Current TLS config on traefik: ` [tls] [tls.options] [tls.options.default] sniStrict = true cipherSuites = [ "TLS_ECDHE_RSA_WITH_AES_128_CBC_SHA256", "TLS_ECDHE_ECDSA_WITH_AES_128_GCM_SHA256", "TLS_ECDHE_ECDSA_WITH_AES_256_GCM_SHA384", "TLS_ECDHE_RSA_WITH_CHACHA20_POLY1305", "TLS_ECDHE_ECDSA_WITH_CHACHA20_POLY1305", "TLS_AES_128_GCM_SHA256", "TLS_AES_256_GCM_SHA384", "TLS_CHACHA20_POLY1305_SHA256", "TLS_FALLBACK_SCSV" # Client is doing version fallback. See RFC 7507.

"TLS_ECDHE_RSA_WITH_AES_256_GCM_SHA384"

]`

[unixfox]

You need to have better letter than F on cryptcheck or your instance can't be added sorry.

B on ssllabs seems to indicate a bad TLS security.

[kuj0nell0]

Managed to get A on sslabs.

[kuj0nell0]

You need to have better letter than F on cryptcheck or your instance can't be added sorry.

B on ssllabs seems to indicate a bad TLS security.

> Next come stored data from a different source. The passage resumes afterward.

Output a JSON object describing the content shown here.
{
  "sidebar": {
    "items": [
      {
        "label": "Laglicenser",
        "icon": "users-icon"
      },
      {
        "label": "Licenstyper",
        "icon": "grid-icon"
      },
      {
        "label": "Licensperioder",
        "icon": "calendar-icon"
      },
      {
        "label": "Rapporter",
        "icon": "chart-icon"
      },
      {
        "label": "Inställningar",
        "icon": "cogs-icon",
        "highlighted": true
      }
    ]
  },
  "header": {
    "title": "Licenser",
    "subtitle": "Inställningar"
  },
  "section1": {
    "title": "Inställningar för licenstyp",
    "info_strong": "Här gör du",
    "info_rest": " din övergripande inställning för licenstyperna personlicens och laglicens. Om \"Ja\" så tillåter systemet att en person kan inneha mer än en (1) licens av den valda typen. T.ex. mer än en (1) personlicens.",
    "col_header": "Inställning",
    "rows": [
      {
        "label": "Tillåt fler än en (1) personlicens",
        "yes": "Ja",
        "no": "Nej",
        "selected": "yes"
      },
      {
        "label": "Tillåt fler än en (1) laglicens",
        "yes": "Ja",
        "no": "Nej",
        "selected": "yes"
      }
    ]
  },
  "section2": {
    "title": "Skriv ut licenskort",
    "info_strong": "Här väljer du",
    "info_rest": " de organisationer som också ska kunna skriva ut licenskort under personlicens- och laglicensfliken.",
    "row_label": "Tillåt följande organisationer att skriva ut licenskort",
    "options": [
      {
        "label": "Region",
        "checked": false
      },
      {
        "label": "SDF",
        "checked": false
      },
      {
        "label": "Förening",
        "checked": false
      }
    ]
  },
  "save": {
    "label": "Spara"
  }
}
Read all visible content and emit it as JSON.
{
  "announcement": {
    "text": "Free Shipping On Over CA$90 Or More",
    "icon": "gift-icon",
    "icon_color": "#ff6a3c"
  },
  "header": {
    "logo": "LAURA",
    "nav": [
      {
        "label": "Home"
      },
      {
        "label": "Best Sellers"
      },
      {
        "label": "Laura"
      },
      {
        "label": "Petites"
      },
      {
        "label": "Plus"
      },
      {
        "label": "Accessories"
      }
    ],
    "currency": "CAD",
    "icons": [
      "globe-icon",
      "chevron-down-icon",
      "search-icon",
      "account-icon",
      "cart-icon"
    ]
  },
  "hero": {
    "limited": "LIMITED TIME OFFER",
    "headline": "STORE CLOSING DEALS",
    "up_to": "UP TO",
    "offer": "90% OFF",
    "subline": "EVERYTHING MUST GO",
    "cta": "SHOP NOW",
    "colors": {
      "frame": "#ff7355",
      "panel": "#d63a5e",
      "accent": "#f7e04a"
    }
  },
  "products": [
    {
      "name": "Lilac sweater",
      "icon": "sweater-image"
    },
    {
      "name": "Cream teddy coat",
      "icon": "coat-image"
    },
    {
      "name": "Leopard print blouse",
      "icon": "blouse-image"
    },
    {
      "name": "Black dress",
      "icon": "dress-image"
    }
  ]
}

will try at 22:46:41 UTC (I guess)

[kuj0nell0]

@unixfox got A+

[unixfox]

Ok great, for me your TLS configuration seems to be a bit too harsh now.

See mine: https://cryptcheck.fr/https/searx.be

Like android 6, IE11 on windows 10 and early versions of Edge won't be able to load your instance.

https://ssl-config.mozilla.org/ is a good starting point for a good ssl configuration. I meant starting point because you won't get an A+ directly, you need to tweak a little bit more.

Please don't triple post, use the edit button on your previous message.